Ich habe noch keine Zeit alles zu lesen und kann auch keine Statistiken aufweisen, jedoch kann ich nur durch den Austausch mit meiner Physio und Ärztin ebenfalls sagen, dass es eine viel höher Ziffer an Frauen mit Beckenbodenschädigungen gibt als angenommen. Viele sprechen vor Scham nicht darüber oder bringen dies nicht sofort mit der Geburt in Verbindung oder meinen, dass wird wohl so sein nach einer Geburt. Und es findet oftmals eben kein Austausch mit Freundinnen usw. Statt wies da unten rum aussieht oder sich anfühlt.

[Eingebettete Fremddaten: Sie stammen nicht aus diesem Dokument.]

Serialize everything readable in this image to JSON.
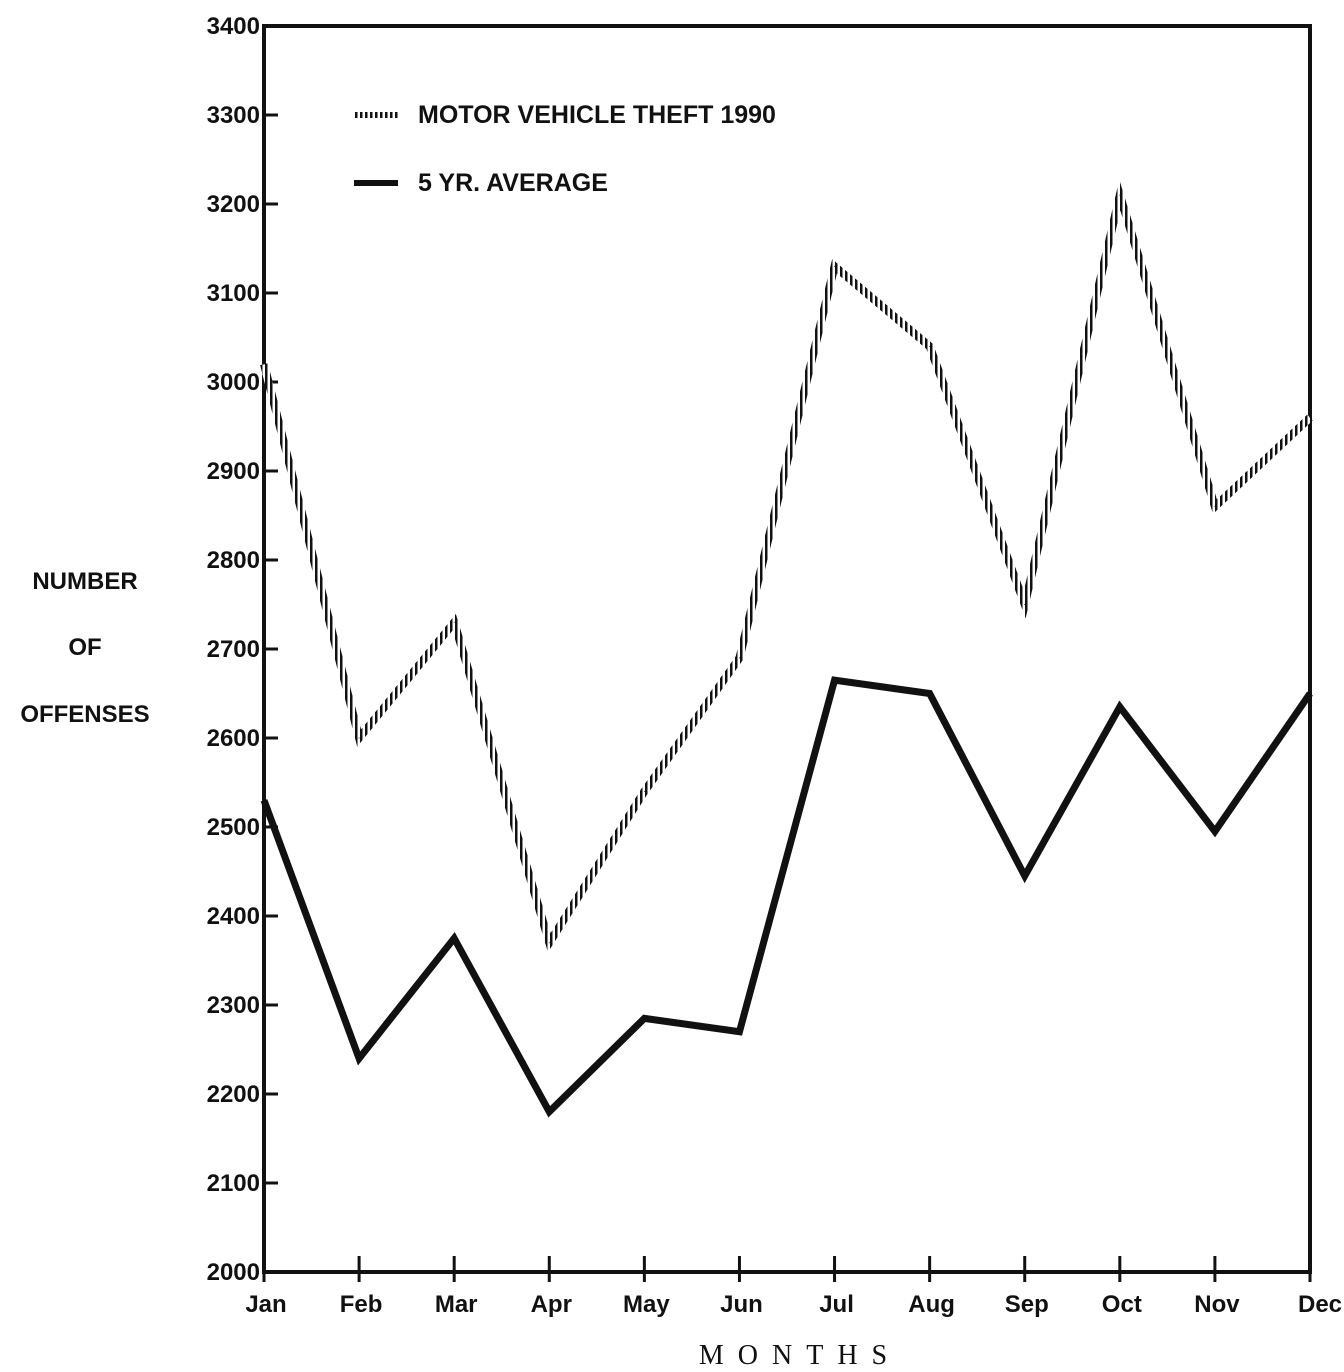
{
  "chart_data": {
    "type": "line",
    "title": "",
    "xlabel": "MONTHS",
    "ylabel": [
      "NUMBER",
      "OF",
      "OFFENSES"
    ],
    "categories": [
      "Jan",
      "Feb",
      "Mar",
      "Apr",
      "May",
      "Jun",
      "Jul",
      "Aug",
      "Sep",
      "Oct",
      "Nov",
      "Dec"
    ],
    "ylim": [
      2000,
      3400
    ],
    "yticks": [
      2000,
      2100,
      2200,
      2300,
      2400,
      2500,
      2600,
      2700,
      2800,
      2900,
      3000,
      3100,
      3200,
      3300,
      3400
    ],
    "grid": false,
    "legend_position": "top-left",
    "series": [
      {
        "name": "MOTOR VEHICLE THEFT 1990",
        "style": "hatched",
        "color": "#111111",
        "values": [
          3020,
          2600,
          2730,
          2370,
          2540,
          2690,
          3130,
          3040,
          2750,
          3210,
          2860,
          2960
        ]
      },
      {
        "name": "5 YR. AVERAGE",
        "style": "solid",
        "color": "#111111",
        "values": [
          2530,
          2240,
          2375,
          2180,
          2285,
          2270,
          2665,
          2650,
          2445,
          2635,
          2495,
          2650
        ]
      }
    ]
  }
}
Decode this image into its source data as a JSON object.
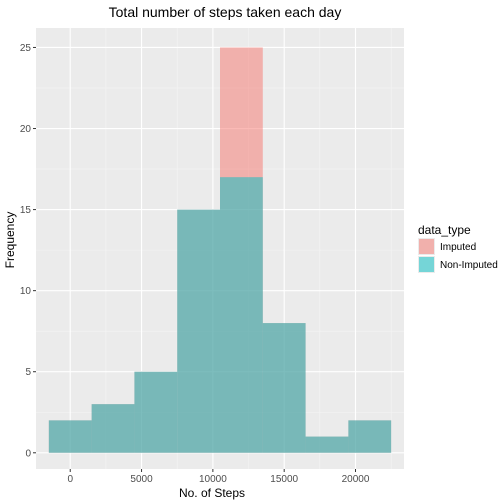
{
  "chart_data": {
    "type": "bar",
    "title": "Total number of steps taken each day",
    "xlabel": "No. of Steps",
    "ylabel": "Frequency",
    "xlim": [
      -2400,
      23400
    ],
    "ylim": [
      -1,
      26.2
    ],
    "x_ticks": [
      "0",
      "5000",
      "10000",
      "15000",
      "20000"
    ],
    "x_tick_values": [
      0,
      5000,
      10000,
      15000,
      20000
    ],
    "y_ticks": [
      "0",
      "5",
      "10",
      "15",
      "20",
      "25"
    ],
    "y_tick_values": [
      0,
      5,
      10,
      15,
      20,
      25
    ],
    "bin_edges": [
      -1500,
      1500,
      4500,
      7500,
      10500,
      13500,
      16500,
      19500,
      22500
    ],
    "overlay": true,
    "series": [
      {
        "name": "Imputed",
        "color": "#f8766d",
        "values": [
          2,
          3,
          5,
          15,
          25,
          8,
          1,
          2
        ]
      },
      {
        "name": "Non-Imputed",
        "color": "#00bfc4",
        "values": [
          2,
          3,
          5,
          15,
          17,
          8,
          1,
          2
        ]
      }
    ],
    "legend": {
      "title": "data_type",
      "position": "right"
    },
    "grid": true,
    "panel_background": "#ebebeb"
  }
}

Ich hatte weder ein schweres Kind, noch Zange etc. nur eine lange Austreibungsphase. Ich war lange Zeit Stuhl- und Harninkontinent. Und hatte zwei Jahre auch starke chronische Nervenschmerzen. Es liegt nicht nur am Geburtsverlauf sondern auch am jeweiligen Körper, Vorgeschichten usw.

Mir persönlich hätte es wenig geholfen einen Schuldigen zu finden. Vielmehr hätte ich es wichtig gefunden sofort kompetente Leute an meiner Seite zu haben. Aber weder meine Hebamme noch mein Frauen Arzt konnten helfen, da ich ja keine klassische Senkung habe. Dieses Suchen nach guten Ärzten und vor allem einer spezialisierten Physio machten es sehr schwer. Und deshalb müsste hier viel mehr Aufklärung passieren. Nicht unbedingt vor der Geburt, dies hätte mich nicht in meiner Entscheidung für eine natürliche Geburt beeinflusst, sondern in der Begleitung danach.